NSAIDs also appeared to be better than paracetamol in relieving pain when assessed 4 hours (but not 6 hours) after drug administration, although such a comparison was made only in three small studies. Women who received a single dose of NSAIDs also needed less additional pain relief 6 hours (but not 4 hours) after taking the medication, compared with women who received paracetamol. There were no adverse effects in mothers 4 hours after taking the drug (according to one small study). Three small studies reported adverse effects in mothers assessed 6 hours after drug administration, but there were no clear differences between the groups. No adverse effects were reported in children in any of the included studies. Breastfeeding women were also excluded from all studies.

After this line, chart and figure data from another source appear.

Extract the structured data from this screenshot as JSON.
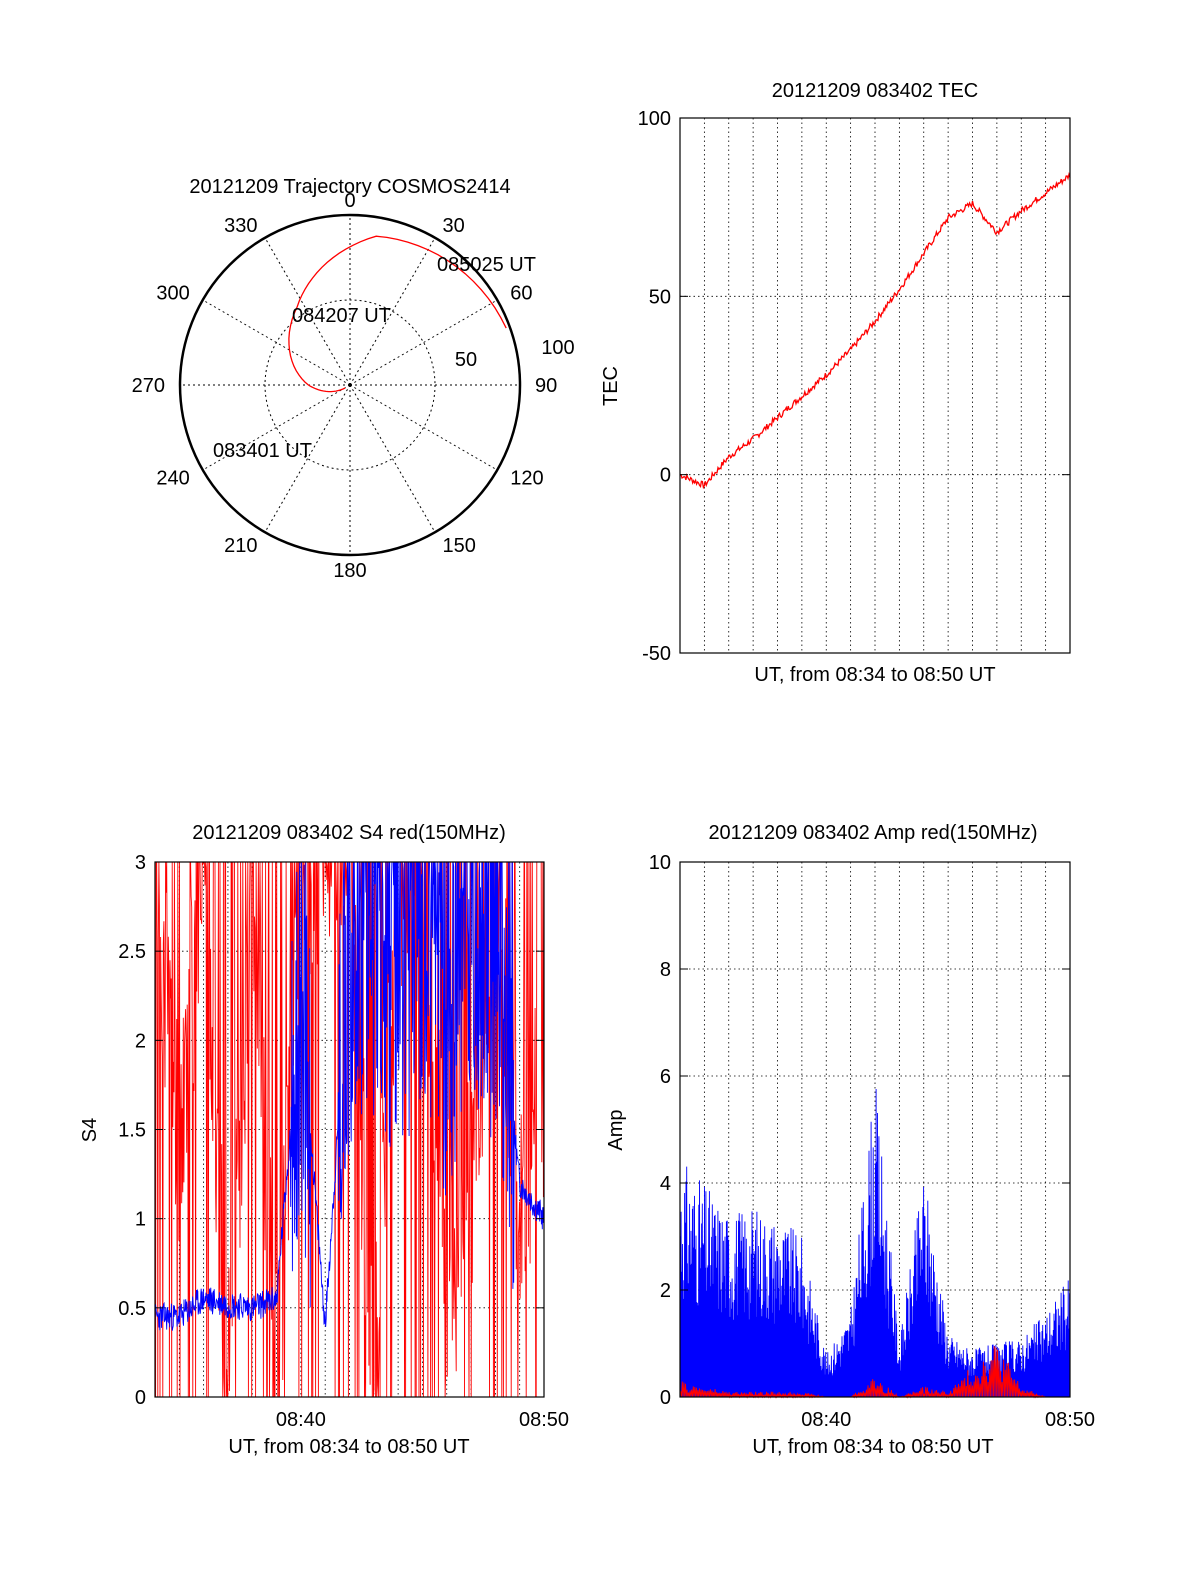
{
  "colors": {
    "red": "#ff0000",
    "blue": "#0000ff",
    "axis": "#000000",
    "grid": "#000000"
  },
  "chart_data": [
    {
      "type": "polar",
      "title": "20121209 Trajectory COSMOS2414",
      "azimuth_labels": [
        "0",
        "30",
        "60",
        "90",
        "120",
        "150",
        "180",
        "210",
        "240",
        "270",
        "300",
        "330"
      ],
      "radius_labels": [
        "50",
        "100"
      ],
      "grid": true,
      "series": [
        {
          "color": "#ff0000",
          "points": [
            {
              "az": 70,
              "el": 2,
              "time": "085025 UT"
            },
            {
              "az": 10,
              "el": 10
            },
            {
              "az": 326,
              "el": 40,
              "time": "084207 UT"
            },
            {
              "az": 270,
              "el": 68
            },
            {
              "az": 238,
              "el": 87,
              "time": "083401 UT"
            }
          ]
        }
      ],
      "annotations": [
        "085025 UT",
        "084207 UT",
        "083401 UT"
      ]
    },
    {
      "type": "line",
      "title": "20121209 083402 TEC",
      "xlabel": "UT, from 08:34 to 08:50 UT",
      "ylabel": "TEC",
      "xlim": [
        "08:34",
        "08:50"
      ],
      "ylim": [
        -50,
        100
      ],
      "yticks": [
        "-50",
        "0",
        "50",
        "100"
      ],
      "grid": true,
      "series": [
        {
          "color": "#ff0000",
          "x": [
            "08:34",
            "08:35",
            "08:36",
            "08:37",
            "08:38",
            "08:39",
            "08:40",
            "08:41",
            "08:42",
            "08:43",
            "08:44",
            "08:45",
            "08:46",
            "08:47",
            "08:48",
            "08:49",
            "08:50"
          ],
          "y": [
            0,
            -3,
            5,
            10,
            16,
            22,
            28,
            35,
            43,
            52,
            62,
            72,
            76,
            68,
            74,
            79,
            84
          ]
        }
      ]
    },
    {
      "type": "line",
      "title": "20121209 083402 S4 red(150MHz)",
      "xlabel": "UT, from 08:34 to 08:50 UT",
      "ylabel": "S4",
      "xlim": [
        "08:34",
        "08:50"
      ],
      "ylim": [
        0,
        3
      ],
      "xticks": [
        "08:40",
        "08:50"
      ],
      "yticks": [
        "0",
        "0.5",
        "1",
        "1.5",
        "2",
        "2.5",
        "3"
      ],
      "grid": true,
      "series": [
        {
          "color": "#ff0000",
          "x": [
            "08:34",
            "08:35",
            "08:36",
            "08:37",
            "08:38",
            "08:39",
            "08:40",
            "08:41",
            "08:42",
            "08:43",
            "08:44",
            "08:45",
            "08:46",
            "08:47",
            "08:48",
            "08:49",
            "08:50"
          ],
          "y": [
            3,
            1.5,
            3,
            0,
            3,
            0,
            3,
            3,
            3,
            0,
            3,
            3,
            0.6,
            1.2,
            3,
            1.0,
            1.8
          ]
        },
        {
          "color": "#0000ff",
          "x": [
            "08:34",
            "08:35",
            "08:36",
            "08:37",
            "08:38",
            "08:39",
            "08:40",
            "08:41",
            "08:42",
            "08:43",
            "08:44",
            "08:45",
            "08:46",
            "08:47",
            "08:48",
            "08:49",
            "08:50"
          ],
          "y": [
            0.45,
            0.45,
            0.55,
            0.52,
            0.5,
            0.55,
            2.2,
            0.4,
            2.5,
            2.6,
            2.4,
            2.7,
            2.2,
            2.8,
            2.5,
            1.2,
            1.0
          ]
        }
      ]
    },
    {
      "type": "line",
      "title": "20121209 083402 Amp red(150MHz)",
      "xlabel": "UT, from 08:34 to 08:50 UT",
      "ylabel": "Amp",
      "xlim": [
        "08:34",
        "08:50"
      ],
      "ylim": [
        0,
        10
      ],
      "xticks": [
        "08:40",
        "08:50"
      ],
      "yticks": [
        "0",
        "2",
        "4",
        "6",
        "8",
        "10"
      ],
      "grid": true,
      "series": [
        {
          "color": "#0000ff",
          "x": [
            "08:34",
            "08:35",
            "08:36",
            "08:37",
            "08:38",
            "08:39",
            "08:40",
            "08:41",
            "08:42",
            "08:43",
            "08:44",
            "08:45",
            "08:46",
            "08:47",
            "08:48",
            "08:49",
            "08:50"
          ],
          "y": [
            4.5,
            4.0,
            3.5,
            3.6,
            3.4,
            3.0,
            0.8,
            1.6,
            6.0,
            1.0,
            4.3,
            1.2,
            0.9,
            1.0,
            1.1,
            1.6,
            2.3
          ]
        },
        {
          "color": "#ff0000",
          "x": [
            "08:34",
            "08:35",
            "08:36",
            "08:37",
            "08:38",
            "08:39",
            "08:40",
            "08:41",
            "08:42",
            "08:43",
            "08:44",
            "08:45",
            "08:46",
            "08:47",
            "08:48",
            "08:49",
            "08:50"
          ],
          "y": [
            0.3,
            0.2,
            0.1,
            0.1,
            0.1,
            0.1,
            0,
            0,
            0.4,
            0,
            0.2,
            0.1,
            0.6,
            1.1,
            0.2,
            0,
            0
          ]
        }
      ]
    }
  ]
}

Comparisons of different NSAIDs and different doses of the same NSAID did not show any clear difference in their efficacy for the main outcomes assessed in this review. However, there were few data available for some NSAIDs.
None of the included studies reported any of the secondary outcomes considered in this review, including: increased length of stay or readmissions for perineal pain; breastfeeding, perineal pain 6 weeks postpartum, women's opinion, postpartum depression, and disability due to perineal pain.
What does this mean?
In non-breastfeeding women, a single dose of NSAIDs may relieve perineal pain when assessed 4 and 6 hours after drug administration.